When Harry shot Cliff

Harry Hammond’s 1959 photo of Cliff Richard catches a moment when rock’n’roll and ‘variety’ still brushed shoulders.

Harry Hammond is one of the founding fathers of showbiz photography, writes Holly Harris. The V&A’s exhibition of his photography charts the emergence of British popular music in the postwar era. Over the course of his career, Hammond shot UK pop’s finest, including Cliff Richard, Shirley Bassey and the Beatles.

H. Hammond, Shirley Bassey at the London Palladium, 1963.
Top: H. Hammond, ‘Cliff Richard at Top-of-the-Bill’
(photographic negative), 1959.  © V&A Images.

H.Hammond, Shirley Bassey at the London Palladium, (1963)

Hammond’s photograph of Cliff Richard shows the singer in front of a poster for his headlining bill at the Chiswick Empire in 1959, the year he released ‘Living Doll’. Richard was one of the first UK stars to record songs that were not covers of American hits, earning him the accolade of being Britain’s first genuinely British rock’n’roll artist.

H. Hammond, The Beatles with Dougie Millings, 1963.
Right below: H. Hammond, Buddy Holly at the London Palladium, 1958. © V&A Images.

H. Hammond, The Beatles with Dougie Millings, (1963)

H. Hammond, Buddy Holly at the London Palladium, (1958)

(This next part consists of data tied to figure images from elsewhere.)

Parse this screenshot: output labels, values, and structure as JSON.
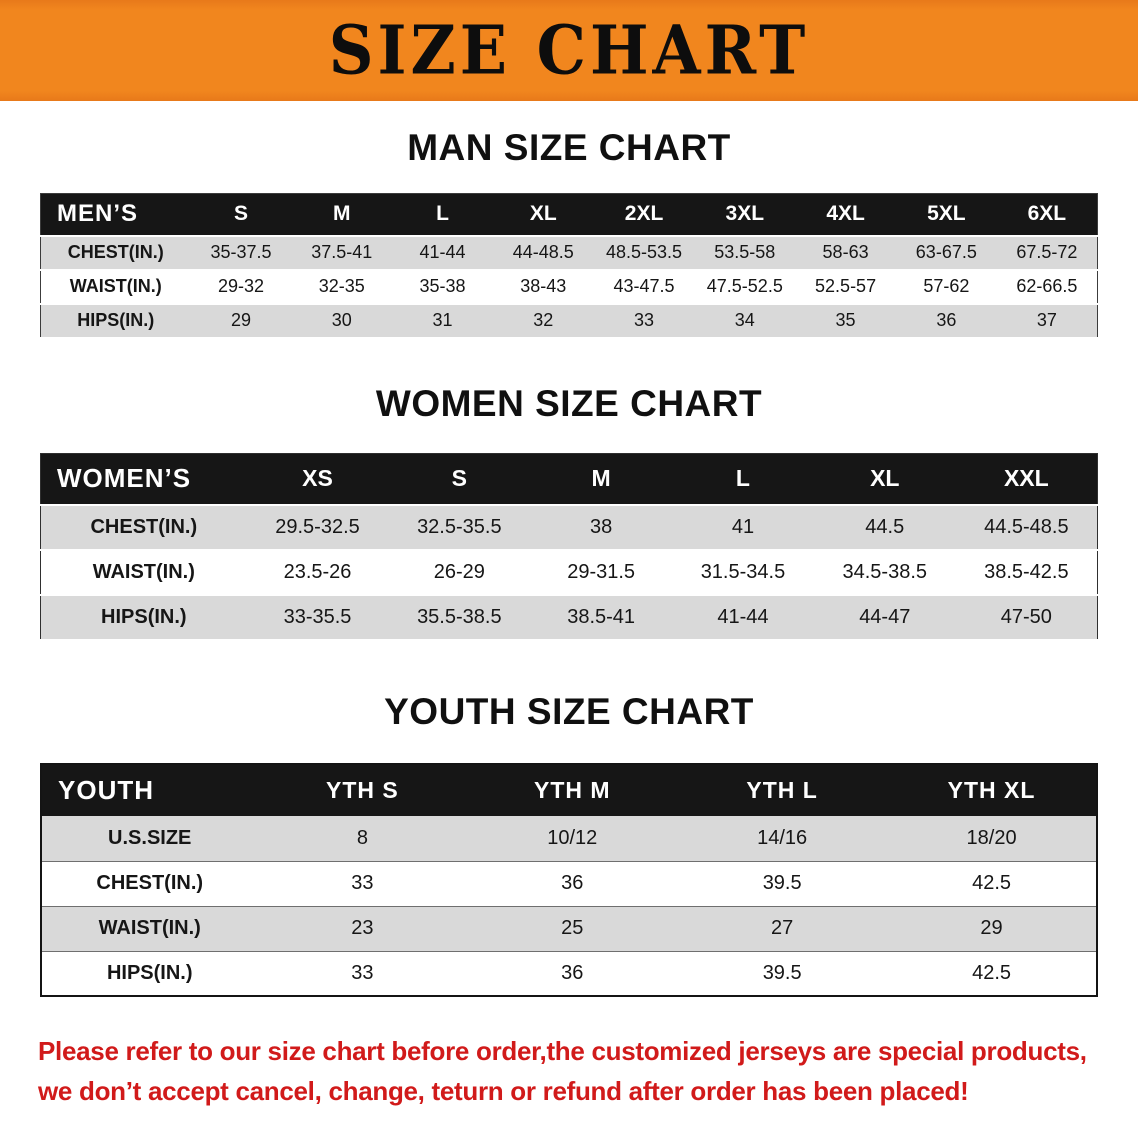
{
  "banner": {
    "title": "SIZE CHART"
  },
  "colors": {
    "banner_bg": "#f1861e",
    "table_header_bg": "#161616",
    "row_stripe": "#d9d9d9",
    "note_text": "#d11a1a"
  },
  "man": {
    "heading": "MAN SIZE CHART",
    "columns": [
      "MEN’S",
      "S",
      "M",
      "L",
      "XL",
      "2XL",
      "3XL",
      "4XL",
      "5XL",
      "6XL"
    ],
    "rows": [
      [
        "CHEST(IN.)",
        "35-37.5",
        "37.5-41",
        "41-44",
        "44-48.5",
        "48.5-53.5",
        "53.5-58",
        "58-63",
        "63-67.5",
        "67.5-72"
      ],
      [
        "WAIST(IN.)",
        "29-32",
        "32-35",
        "35-38",
        "38-43",
        "43-47.5",
        "47.5-52.5",
        "52.5-57",
        "57-62",
        "62-66.5"
      ],
      [
        "HIPS(IN.)",
        "29",
        "30",
        "31",
        "32",
        "33",
        "34",
        "35",
        "36",
        "37"
      ]
    ]
  },
  "women": {
    "heading": "WOMEN SIZE CHART",
    "columns": [
      "WOMEN’S",
      "XS",
      "S",
      "M",
      "L",
      "XL",
      "XXL"
    ],
    "rows": [
      [
        "CHEST(IN.)",
        "29.5-32.5",
        "32.5-35.5",
        "38",
        "41",
        "44.5",
        "44.5-48.5"
      ],
      [
        "WAIST(IN.)",
        "23.5-26",
        "26-29",
        "29-31.5",
        "31.5-34.5",
        "34.5-38.5",
        "38.5-42.5"
      ],
      [
        "HIPS(IN.)",
        "33-35.5",
        "35.5-38.5",
        "38.5-41",
        "41-44",
        "44-47",
        "47-50"
      ]
    ]
  },
  "youth": {
    "heading": "YOUTH SIZE CHART",
    "columns": [
      "YOUTH",
      "YTH S",
      "YTH M",
      "YTH L",
      "YTH XL"
    ],
    "rows": [
      [
        "U.S.SIZE",
        "8",
        "10/12",
        "14/16",
        "18/20"
      ],
      [
        "CHEST(IN.)",
        "33",
        "36",
        "39.5",
        "42.5"
      ],
      [
        "WAIST(IN.)",
        "23",
        "25",
        "27",
        "29"
      ],
      [
        "HIPS(IN.)",
        "33",
        "36",
        "39.5",
        "42.5"
      ]
    ]
  },
  "note": {
    "line1": "Please refer to our size chart before order,the customized jerseys are special products,",
    "line2": "we don’t accept cancel, change, teturn or refund after order has been placed!"
  }
}
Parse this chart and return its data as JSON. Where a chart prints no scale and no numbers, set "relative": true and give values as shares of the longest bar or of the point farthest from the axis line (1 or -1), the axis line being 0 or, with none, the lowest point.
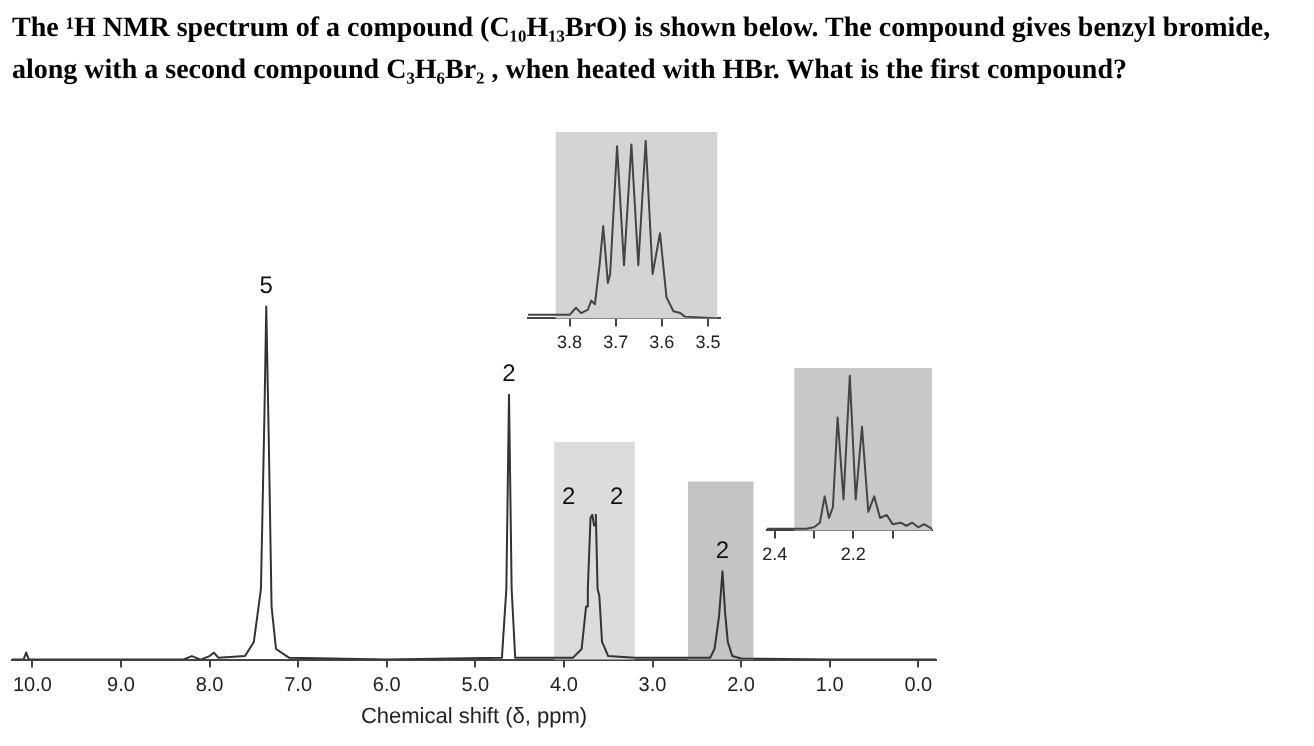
{
  "chart_data": [
    {
      "type": "line",
      "title": "The ¹H NMR spectrum of a compound (C₁₀H₁₃BrO) is shown below. The compound gives benzyl bromide, along with a second compound C₃H₆Br₂ , when heated with HBr. What is the first compound?",
      "xlabel": "Chemical shift (δ, ppm)",
      "relative": true,
      "color": "#333333",
      "xlim": [
        10.23,
        -0.2
      ],
      "xticks": [
        {
          "value": 10,
          "label": "10.0"
        },
        {
          "value": 9,
          "label": "9.0"
        },
        {
          "value": 8,
          "label": "8.0"
        },
        {
          "value": 7,
          "label": "7.0"
        },
        {
          "value": 6,
          "label": "6.0"
        },
        {
          "value": 5,
          "label": "5.0"
        },
        {
          "value": 4,
          "label": "4.0"
        },
        {
          "value": 3,
          "label": "3.0"
        },
        {
          "value": 2,
          "label": "2.0"
        },
        {
          "value": 1,
          "label": "1.0"
        },
        {
          "value": 0,
          "label": "0.0"
        }
      ],
      "bands": [
        {
          "axis": "x",
          "from": 4.11,
          "to": 3.2,
          "color": "#dcdcdc"
        },
        {
          "axis": "x",
          "from": 2.6,
          "to": 1.86,
          "color": "#c4c4c4"
        }
      ],
      "annotations": [
        {
          "text": "5",
          "x": 7.36,
          "y": 1
        },
        {
          "text": "2",
          "x": 4.62,
          "y": 0.75
        },
        "2",
        "2",
        {
          "text": "2",
          "x": 2.21,
          "y": 0.25
        }
      ],
      "x": [
        10.23,
        10.1,
        10.07,
        10.04,
        8.3,
        8.2,
        8.1,
        8.0,
        7.95,
        7.9,
        7.6,
        7.5,
        7.42,
        7.38,
        7.36,
        7.33,
        7.3,
        7.25,
        7.1,
        6.0,
        4.7,
        4.65,
        4.62,
        4.59,
        4.55,
        3.9,
        3.8,
        3.75,
        3.73,
        3.7,
        3.68,
        3.66,
        3.64,
        3.62,
        3.6,
        3.57,
        3.5,
        3.2,
        2.35,
        2.3,
        2.25,
        2.21,
        2.18,
        2.15,
        2.1,
        2.0,
        1.0,
        -0.2
      ],
      "values": [
        0,
        0,
        0.02,
        0,
        0,
        0.01,
        0,
        0.01,
        0.02,
        0.005,
        0.01,
        0.05,
        0.2,
        0.7,
        1,
        0.6,
        0.15,
        0.03,
        0.005,
        0,
        0.005,
        0.2,
        0.75,
        0.2,
        0.005,
        0.005,
        0.03,
        0.15,
        0.2,
        0.4,
        0.41,
        0.38,
        0.41,
        0.2,
        0.18,
        0.05,
        0.01,
        0.005,
        0.005,
        0.03,
        0.12,
        0.25,
        0.13,
        0.05,
        0.01,
        0.003,
        0,
        0
      ]
    },
    {
      "type": "line",
      "relative": true,
      "color": "#444444",
      "xlim": [
        3.89,
        3.474
      ],
      "xticks": [
        3.8,
        3.7,
        3.6,
        3.5
      ],
      "bands": [
        {
          "axis": "x",
          "from": 3.83,
          "to": 3.48,
          "color": "#d4d4d4"
        }
      ],
      "x": [
        3.89,
        3.8,
        3.786,
        3.775,
        3.76,
        3.753,
        3.745,
        3.735,
        3.727,
        3.717,
        3.712,
        3.697,
        3.682,
        3.666,
        3.651,
        3.635,
        3.62,
        3.604,
        3.59,
        3.575,
        3.56,
        3.55,
        3.474
      ],
      "values": [
        0.02,
        0.02,
        0.06,
        0.03,
        0.05,
        0.1,
        0.08,
        0.3,
        0.52,
        0.2,
        0.25,
        0.97,
        0.3,
        0.98,
        0.3,
        1,
        0.25,
        0.48,
        0.12,
        0.04,
        0.03,
        0.01,
        0
      ]
    },
    {
      "type": "line",
      "relative": true,
      "color": "#444444",
      "xlim": [
        2.42,
        2.0
      ],
      "xticks": [
        2.4,
        {
          "value": 2.3,
          "label": null
        },
        2.2,
        {
          "value": 2.1,
          "label": null
        }
      ],
      "bands": [
        {
          "axis": "x",
          "from": 2.35,
          "to": 2.0,
          "color": "#c8c8c8"
        }
      ],
      "x": [
        2.42,
        2.32,
        2.3,
        2.285,
        2.273,
        2.262,
        2.252,
        2.24,
        2.225,
        2.209,
        2.194,
        2.178,
        2.162,
        2.147,
        2.132,
        2.115,
        2.1,
        2.08,
        2.065,
        2.05,
        2.035,
        2.02,
        2.0
      ],
      "values": [
        0.01,
        0.01,
        0.02,
        0.05,
        0.22,
        0.08,
        0.15,
        0.73,
        0.2,
        1,
        0.2,
        0.67,
        0.12,
        0.22,
        0.08,
        0.1,
        0.04,
        0.05,
        0.03,
        0.05,
        0.02,
        0.04,
        0.01
      ]
    }
  ]
}
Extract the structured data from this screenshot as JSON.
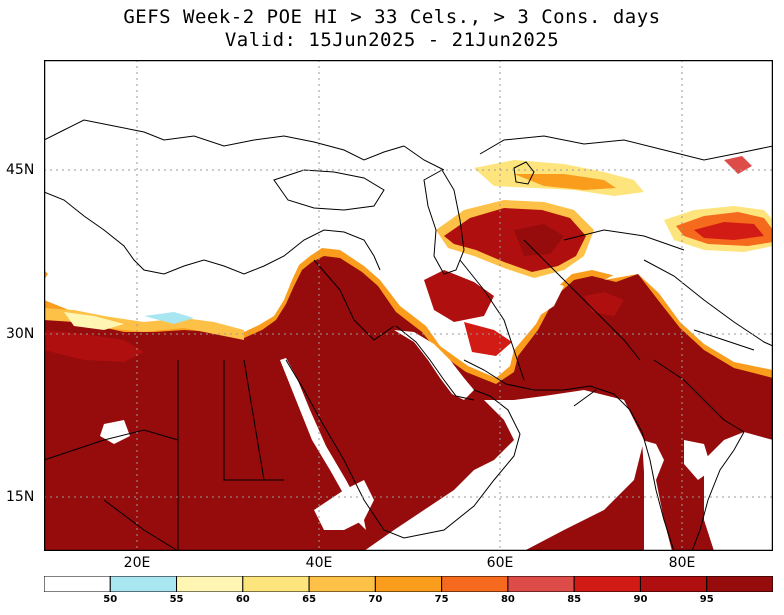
{
  "title": {
    "line1": "GEFS Week-2 POE HI > 33 Cels., > 3 Cons. days",
    "line2": "Valid: 15Jun2025 - 21Jun2025"
  },
  "map": {
    "lat_labels": [
      "45N",
      "30N",
      "15N"
    ],
    "lon_labels": [
      "20E",
      "40E",
      "60E",
      "80E"
    ],
    "gridlines": "dotted",
    "colors": {
      "land_outline": "#000000",
      "gridline": "#9a9a9a"
    }
  },
  "legend": {
    "labels": [
      "50",
      "55",
      "60",
      "65",
      "70",
      "75",
      "80",
      "85",
      "90",
      "95"
    ],
    "bins": [
      {
        "range": "<50",
        "color": "#ffffff"
      },
      {
        "range": "50-55",
        "color": "#a8e6f2"
      },
      {
        "range": "55-60",
        "color": "#fff6b4"
      },
      {
        "range": "60-65",
        "color": "#fde47c"
      },
      {
        "range": "65-70",
        "color": "#fcc146"
      },
      {
        "range": "70-75",
        "color": "#fa9c1c"
      },
      {
        "range": "75-80",
        "color": "#f56a1c"
      },
      {
        "range": "80-85",
        "color": "#de4c4a"
      },
      {
        "range": "85-90",
        "color": "#d11b14"
      },
      {
        "range": "90-95",
        "color": "#b00f0f"
      },
      {
        "range": ">95",
        "color": "#960b0b"
      }
    ]
  }
}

Hammond’s photograph also reveals the new rock’n’roll industry struggling to find its place in post-war Britain. Look at the poster in the singer’s gaze. In its composition and use of type, the poster is not dissimilar from variety bills that were posted on the fronts of London’s surviving Victorian music halls. (The Chiswick Empire was demolished later in 1959). Yet these wooden and golden sculpture-clad variety halls were unsuitable for the sound of pop – guitars, drums and amplified vocals.

H. Hammond, Marty Wilde performing on the Oh Boy! TV show, 1958. © V&A Images.


H. Hammond, Marty Wilde performing on the Oh Boy! TV show, (1958)

The poster in Hammond’s photograph marks the beginning of a cultural shift in the entertainment industry. That rock’n’roll had no physical ‘home’ in Great Britain is epitomised in a poster that uses a bygone form to publicise a new genre without irony. It wouldn’t be until the 1960s that rock bands developed individual identities through the graphic design of their posters, working with contemporary designers and poster artists who used psychedelic designs and vibrant colours and devised definitive logos. Bands eventually became brands, and Victorian posters became kitsch (and the subjects of songs such as the Beatles’ ‘Being for the Benefit of Mr Kite’ – now reprinted by designer Peter Dean for his site).

H. Hammond, Alma Cogan with Harry Hammond, 1957-’63. © V&A Images.

H. Hammond, Alma Cogan with Harry Hammond, (1957-63)

Halfway to Paradise: The Birth of British Rock, Photographs by Harry Hammond’, Theatre and Performance Galleries (Room 104), Victoria & Albert Museum, Cromwell Road, London SW7 2RL.
13 October 2012 to 3 March 2013. Admission free.